The Paris Agreement delivered on all the key points I called for. Markets now have the clear signal they need to scale up investments that will generate low-emissions, climate-resilient development.
All countries have agreed to work to limit global temperature rise to well below 2 C and, given the grave risks, to strive for 1.5 C. This is especially important for the nations of Africa, small island developing states and least developed countries.
In Paris, countries agreed on a long-term goal to cap global greenhouse gas emissions as soon as possible in the second half of the century. One hundred and eighty-eight countries have now submitted their intended nationally determined contributions, describing what they are prepared to do to reduce emissions and build climate resilience.

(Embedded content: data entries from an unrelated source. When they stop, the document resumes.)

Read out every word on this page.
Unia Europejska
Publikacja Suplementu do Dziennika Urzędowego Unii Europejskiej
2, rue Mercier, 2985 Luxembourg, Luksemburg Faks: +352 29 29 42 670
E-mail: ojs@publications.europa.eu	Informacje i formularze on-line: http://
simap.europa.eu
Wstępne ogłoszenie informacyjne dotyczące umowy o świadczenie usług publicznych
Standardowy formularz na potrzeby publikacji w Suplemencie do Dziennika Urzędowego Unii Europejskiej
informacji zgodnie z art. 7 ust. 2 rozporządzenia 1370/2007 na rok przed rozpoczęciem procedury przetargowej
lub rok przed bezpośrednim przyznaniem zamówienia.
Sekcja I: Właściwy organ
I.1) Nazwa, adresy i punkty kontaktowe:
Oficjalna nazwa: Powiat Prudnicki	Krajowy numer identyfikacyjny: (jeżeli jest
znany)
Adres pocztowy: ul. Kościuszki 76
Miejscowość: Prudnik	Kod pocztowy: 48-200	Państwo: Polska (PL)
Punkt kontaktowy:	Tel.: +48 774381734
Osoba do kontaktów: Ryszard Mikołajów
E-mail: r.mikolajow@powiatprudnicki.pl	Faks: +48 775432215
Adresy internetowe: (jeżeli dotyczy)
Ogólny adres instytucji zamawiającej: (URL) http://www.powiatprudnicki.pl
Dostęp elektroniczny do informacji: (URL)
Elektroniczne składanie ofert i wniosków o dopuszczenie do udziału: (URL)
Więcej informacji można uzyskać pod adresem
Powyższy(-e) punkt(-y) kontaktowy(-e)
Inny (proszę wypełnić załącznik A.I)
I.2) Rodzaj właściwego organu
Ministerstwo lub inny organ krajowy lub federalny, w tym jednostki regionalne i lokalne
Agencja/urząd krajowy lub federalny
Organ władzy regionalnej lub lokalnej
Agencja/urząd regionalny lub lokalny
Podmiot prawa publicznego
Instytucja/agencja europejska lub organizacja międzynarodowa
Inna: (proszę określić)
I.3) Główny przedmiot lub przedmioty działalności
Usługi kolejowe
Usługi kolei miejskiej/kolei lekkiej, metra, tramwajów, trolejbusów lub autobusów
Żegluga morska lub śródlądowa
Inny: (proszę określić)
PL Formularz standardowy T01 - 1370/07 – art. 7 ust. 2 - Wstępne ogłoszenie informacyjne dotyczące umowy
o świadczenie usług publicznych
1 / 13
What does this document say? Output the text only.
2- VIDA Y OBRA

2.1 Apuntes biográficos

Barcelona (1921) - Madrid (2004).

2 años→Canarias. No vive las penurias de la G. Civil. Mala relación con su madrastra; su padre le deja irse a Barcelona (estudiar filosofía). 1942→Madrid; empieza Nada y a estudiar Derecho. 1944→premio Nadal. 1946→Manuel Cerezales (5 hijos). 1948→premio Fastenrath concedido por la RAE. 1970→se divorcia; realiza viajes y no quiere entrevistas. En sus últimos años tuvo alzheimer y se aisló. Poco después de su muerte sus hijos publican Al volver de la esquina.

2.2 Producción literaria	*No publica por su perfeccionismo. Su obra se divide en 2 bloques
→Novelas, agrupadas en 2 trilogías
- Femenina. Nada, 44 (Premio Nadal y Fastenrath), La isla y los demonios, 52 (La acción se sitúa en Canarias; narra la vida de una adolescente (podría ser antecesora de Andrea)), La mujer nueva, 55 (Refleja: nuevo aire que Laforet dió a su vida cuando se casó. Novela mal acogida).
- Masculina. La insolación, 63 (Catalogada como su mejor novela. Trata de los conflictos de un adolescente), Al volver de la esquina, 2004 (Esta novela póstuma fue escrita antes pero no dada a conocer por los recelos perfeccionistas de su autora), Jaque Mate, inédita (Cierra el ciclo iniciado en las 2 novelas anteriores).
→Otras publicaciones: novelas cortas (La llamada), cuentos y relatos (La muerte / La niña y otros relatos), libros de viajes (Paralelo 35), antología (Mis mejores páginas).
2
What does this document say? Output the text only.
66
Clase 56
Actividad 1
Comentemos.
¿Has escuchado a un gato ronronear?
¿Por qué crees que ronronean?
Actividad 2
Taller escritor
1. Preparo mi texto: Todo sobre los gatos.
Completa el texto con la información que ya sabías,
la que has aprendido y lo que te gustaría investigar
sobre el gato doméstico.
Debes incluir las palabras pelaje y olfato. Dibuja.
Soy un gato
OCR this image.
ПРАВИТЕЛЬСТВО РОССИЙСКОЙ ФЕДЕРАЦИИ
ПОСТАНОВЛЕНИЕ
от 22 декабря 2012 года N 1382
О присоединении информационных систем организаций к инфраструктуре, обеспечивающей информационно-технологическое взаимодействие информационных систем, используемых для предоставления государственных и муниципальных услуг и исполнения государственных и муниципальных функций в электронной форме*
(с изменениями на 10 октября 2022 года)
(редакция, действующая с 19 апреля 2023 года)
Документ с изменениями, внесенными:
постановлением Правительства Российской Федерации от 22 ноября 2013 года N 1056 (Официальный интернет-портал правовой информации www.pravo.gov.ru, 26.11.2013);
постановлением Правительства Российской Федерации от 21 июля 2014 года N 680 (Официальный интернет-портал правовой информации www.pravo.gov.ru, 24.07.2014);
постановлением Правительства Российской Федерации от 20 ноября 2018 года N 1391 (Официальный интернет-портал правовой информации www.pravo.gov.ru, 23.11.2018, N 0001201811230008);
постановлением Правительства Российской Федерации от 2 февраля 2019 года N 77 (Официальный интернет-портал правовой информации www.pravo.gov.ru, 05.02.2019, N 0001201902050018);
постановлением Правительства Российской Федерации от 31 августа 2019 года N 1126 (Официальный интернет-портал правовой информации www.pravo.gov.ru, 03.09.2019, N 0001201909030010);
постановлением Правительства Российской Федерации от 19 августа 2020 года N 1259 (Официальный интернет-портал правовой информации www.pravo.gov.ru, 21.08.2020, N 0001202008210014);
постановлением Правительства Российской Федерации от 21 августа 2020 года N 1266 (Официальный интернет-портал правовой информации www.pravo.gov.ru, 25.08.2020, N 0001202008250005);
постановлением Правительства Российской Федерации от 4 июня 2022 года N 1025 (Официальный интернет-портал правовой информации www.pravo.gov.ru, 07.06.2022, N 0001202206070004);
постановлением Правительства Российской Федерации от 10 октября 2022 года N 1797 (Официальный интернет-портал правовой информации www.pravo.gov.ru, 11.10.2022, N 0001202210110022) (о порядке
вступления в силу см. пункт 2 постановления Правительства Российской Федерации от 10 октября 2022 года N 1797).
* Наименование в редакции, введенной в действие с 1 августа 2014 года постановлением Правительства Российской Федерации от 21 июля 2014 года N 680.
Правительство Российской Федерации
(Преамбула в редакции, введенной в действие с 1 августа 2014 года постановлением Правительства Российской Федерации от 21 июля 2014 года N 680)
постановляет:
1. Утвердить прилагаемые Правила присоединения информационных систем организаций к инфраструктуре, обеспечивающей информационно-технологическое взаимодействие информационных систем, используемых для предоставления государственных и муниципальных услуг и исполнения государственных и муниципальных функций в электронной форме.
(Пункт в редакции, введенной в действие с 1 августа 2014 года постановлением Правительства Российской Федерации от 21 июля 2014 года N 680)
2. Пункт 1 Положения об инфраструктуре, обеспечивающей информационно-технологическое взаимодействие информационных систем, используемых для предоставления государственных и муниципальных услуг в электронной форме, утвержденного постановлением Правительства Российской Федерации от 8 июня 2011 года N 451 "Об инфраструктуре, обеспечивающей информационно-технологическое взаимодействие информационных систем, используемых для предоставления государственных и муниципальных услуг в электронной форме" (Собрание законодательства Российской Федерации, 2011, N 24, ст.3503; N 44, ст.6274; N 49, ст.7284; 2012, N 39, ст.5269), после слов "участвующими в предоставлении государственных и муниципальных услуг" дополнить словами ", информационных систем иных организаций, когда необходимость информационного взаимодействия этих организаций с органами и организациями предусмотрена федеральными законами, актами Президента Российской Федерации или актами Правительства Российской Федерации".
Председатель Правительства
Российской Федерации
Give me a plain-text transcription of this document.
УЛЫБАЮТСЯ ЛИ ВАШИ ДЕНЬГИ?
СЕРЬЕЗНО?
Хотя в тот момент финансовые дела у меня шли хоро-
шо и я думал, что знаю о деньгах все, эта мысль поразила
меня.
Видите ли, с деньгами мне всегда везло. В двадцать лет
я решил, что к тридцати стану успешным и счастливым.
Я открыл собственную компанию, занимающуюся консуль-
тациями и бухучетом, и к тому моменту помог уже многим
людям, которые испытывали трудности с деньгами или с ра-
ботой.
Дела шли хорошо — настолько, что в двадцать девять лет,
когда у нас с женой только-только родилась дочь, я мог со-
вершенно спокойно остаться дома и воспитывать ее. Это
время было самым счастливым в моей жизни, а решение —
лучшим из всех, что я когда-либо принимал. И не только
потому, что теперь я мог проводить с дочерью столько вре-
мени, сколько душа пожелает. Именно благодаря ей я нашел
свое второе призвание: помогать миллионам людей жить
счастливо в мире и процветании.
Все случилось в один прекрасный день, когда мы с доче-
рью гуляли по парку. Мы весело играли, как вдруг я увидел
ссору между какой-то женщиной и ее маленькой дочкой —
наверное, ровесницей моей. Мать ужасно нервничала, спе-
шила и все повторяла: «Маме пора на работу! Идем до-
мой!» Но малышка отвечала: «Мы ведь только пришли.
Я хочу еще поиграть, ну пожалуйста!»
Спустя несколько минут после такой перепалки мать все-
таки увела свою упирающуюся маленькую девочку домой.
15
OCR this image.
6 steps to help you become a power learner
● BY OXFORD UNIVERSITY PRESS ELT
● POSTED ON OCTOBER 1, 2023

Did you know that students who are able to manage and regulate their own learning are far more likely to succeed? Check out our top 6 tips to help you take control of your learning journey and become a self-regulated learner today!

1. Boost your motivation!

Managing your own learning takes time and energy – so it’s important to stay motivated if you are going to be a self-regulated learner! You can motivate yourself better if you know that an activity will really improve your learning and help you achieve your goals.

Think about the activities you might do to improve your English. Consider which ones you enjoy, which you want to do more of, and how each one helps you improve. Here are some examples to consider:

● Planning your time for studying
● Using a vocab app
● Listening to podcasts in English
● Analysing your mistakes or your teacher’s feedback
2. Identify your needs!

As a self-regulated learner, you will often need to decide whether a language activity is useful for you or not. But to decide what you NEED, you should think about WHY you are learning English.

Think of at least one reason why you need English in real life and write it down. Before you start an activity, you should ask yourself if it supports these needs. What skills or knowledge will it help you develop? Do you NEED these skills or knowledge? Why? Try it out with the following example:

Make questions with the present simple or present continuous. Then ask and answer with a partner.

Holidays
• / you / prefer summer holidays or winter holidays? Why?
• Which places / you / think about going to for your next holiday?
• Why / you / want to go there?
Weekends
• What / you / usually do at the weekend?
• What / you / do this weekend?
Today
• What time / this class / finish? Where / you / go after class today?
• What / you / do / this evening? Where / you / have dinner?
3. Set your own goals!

Currently, these national targets have already significantly bent the emissions curve downwards. But, collectively, they still leave us with an unacceptably dangerous 3 C temperature rise. That is why countries in Paris pledged that they will review their national climate plans every five years, beginning in 2018. This will allow them to increase ambition in line with what science demands.
The Paris Agreement also ensures sufficient, balanced adaptation and mitigation support for developing countries, especially the poorest and most vulnerable. And it will help to scale up global efforts to address and minimize loss and damage from climate change.
Governments have agreed to binding, robust, transparent rules of the road to ensure that all countries do what they have said they would do. Developed countries have agreed to lead in mobilizing finance and to scale up technology support and capacity building. And developing countries have assumed increasing responsibility to address climate change in line with their capabilities.
In acknowledging this historic achievement, I would be remiss if I did not recognize the leadership and vision of the business community and civil society. They have highlighted both the stakes and the solutions. I salute them for their outstanding display of climate citizenship.
Getting to work
Now, with the Paris Agreement in place, our thoughts must immediately turn to implementation. By addressing climate change we are advancing the 2030 Agenda for Sustainable Development. The Paris Agreement has positive implications for all the Sustainable Development Goals. We are poised to enter a new era of opportunity.
As governments, business and civil society begin the mammoth project of tackling climate change and realizing the Sustainable Development Goals, the United Nations will assist member states and society at large at every stage. As a first step in implementing the Paris Agreement, I will convene, as requested by the Agreement and by the Convention, a high-level signing ceremony in New York, on 22 April next year.
I will invite world leaders to come to help keep and increase momentum. By working together, we can achieve our shared objective to end poverty, strengthen peace and ensure a life of dignity and opportunity for all.
Ban Ki-moon is secretary-general of the United Nations.